Cursing, Ada hobbled over to retrieve her machete, when she heard a familiar noise behind her. She searched for the source with her light and found a hairy head poking above a cluster of purple roots that grew at the edge of the sand.

The little monkey hopped out of the vegetation and moved cautiously toward her.

She lowered the machete and the flashlight.

“It’s okay,” she said soothingly. “I’m not going to hurt you.”

The monkey hopped over until it was just a few feet away.

She thought back to one of the reasons she had popped all those pain pills. Now perhaps she had a companion. A creature to accompany her, as X had with Miles on his journey through the wastes.

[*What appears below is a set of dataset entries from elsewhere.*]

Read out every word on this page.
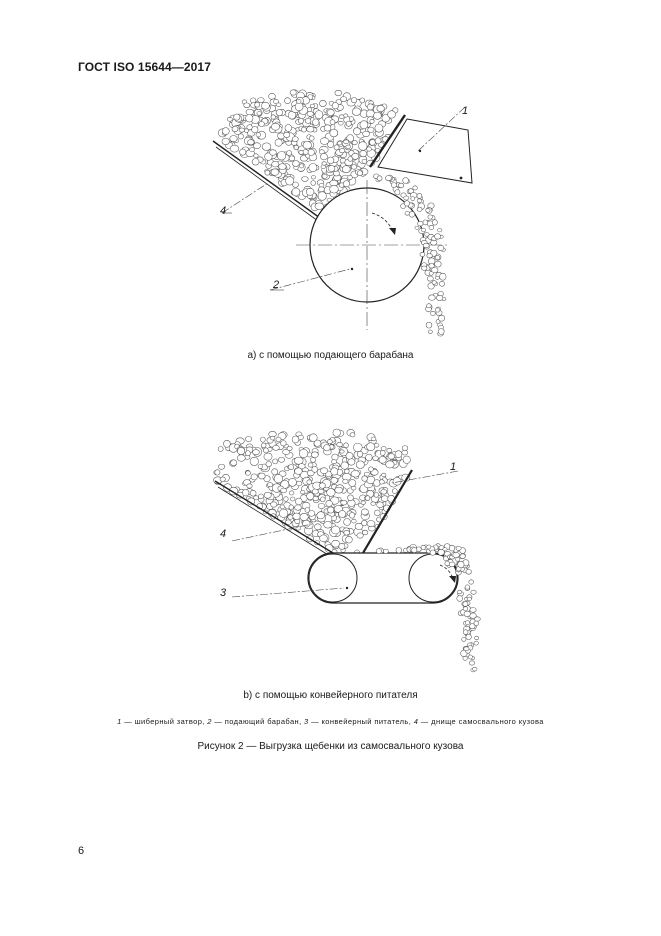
ГОСТ ISO 15644—2017
1
4
2
a) с помощью подающего барабана
1
4
3
b) с помощью конвейерного питателя
1 — шиберный затвор, 2 — подающий барабан, 3 — конвейерный питатель, 4 — днище самосвального кузова
Рисунок 2 — Выгрузка щебенки из самосвального кузова
6
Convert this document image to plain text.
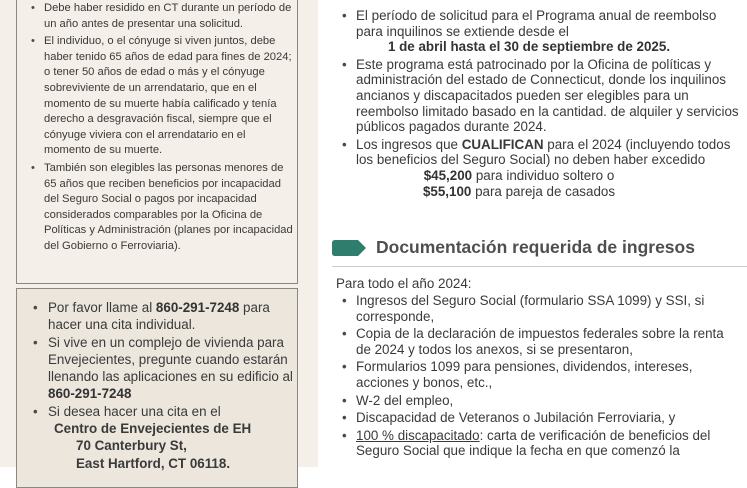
• Debe haber residido en CT durante un período de un año antes de presentar una solicitud.
• El individuo, o el cónyuge si viven juntos, debe haber tenido 65 años de edad para fines de 2024; o tener 50 años de edad o más y el cónyuge sobreviviente de un arrendatario, que en el momento de su muerte había calificado y tenía derecho a desgravación fiscal, siempre que el cónyuge viviera con el arrendatario en el momento de su muerte.
• También son elegibles las personas menores de 65 años que reciben beneficios por incapacidad del Seguro Social o pagos por incapacidad considerados comparables por la Oficina de Políticas y Administración (planes por incapacidad del Gobierno o Ferroviaria).
• Por favor llame al 860-291-7248 para hacer una cita individual.
• Si vive en un complejo de vivienda para Envejecientes, pregunte cuando estarán llenando las aplicaciones en su edificio al 860-291-7248
• Si desea hacer una cita en el
Centro de Envejecientes de EH
70 Canterbury St,
East Hartford, CT 06118.
• El período de solicitud para el Programa anual de reembolso para inquilinos se extiende desde el
1 de abril hasta el 30 de septiembre de 2025.
• Este programa está patrocinado por la Oficina de políticas y administración del estado de Connecticut, donde los inquilinos ancianos y discapacitados pueden ser elegibles para un reembolso limitado basado en la cantidad. de alquiler y servicios públicos pagados durante 2024.
• Los ingresos que CUALIFICAN para el 2024 (incluyendo todos los beneficios del Seguro Social) no deben haber excedido
$45,200 para individuo soltero o
$55,100 para pareja de casados
Documentación requerida de ingresos
Para todo el año 2024:
• Ingresos del Seguro Social (formulario SSA 1099) y SSI, si corresponde,
• Copia de la declaración de impuestos federales sobre la renta de 2024 y todos los anexos, si se presentaron,
• Formularios 1099 para pensiones, dividendos, intereses, acciones y bonos, etc.,
• W-2 del empleo,
• Discapacidad de Veteranos o Jubilación Ferroviaria, y
• 100 % discapacitado: carta de verificación de beneficios del Seguro Social que indique la fecha en que comenzó la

But would it come with her, and could she care for it?

One thing was certain. She wasn’t going to Florida. She was going back to the Vanguard Islands, to fight for her freedom in the Sky Arena—assuming she hadn’t been right about the Cazadores.

She feared there wouldn’t be anything to return to if, by some miracle, she made it back.

First, though, she had to get her foot fixed up and then salvage a sail from another boat. She sure as hell wasn’t rowing all the way back to the islands.

Ada went back to her boat, and the monkey followed warily.

Halfway there, she saw something sticking out of the sand. Bending down, she brushed sand away from her rifle.

The animal hopped over and looked up at Ada, and for the first time in recent memory, she smiled.

This was shaping up to be a better day than she could have hoped for. She was still alive, and she had a friend.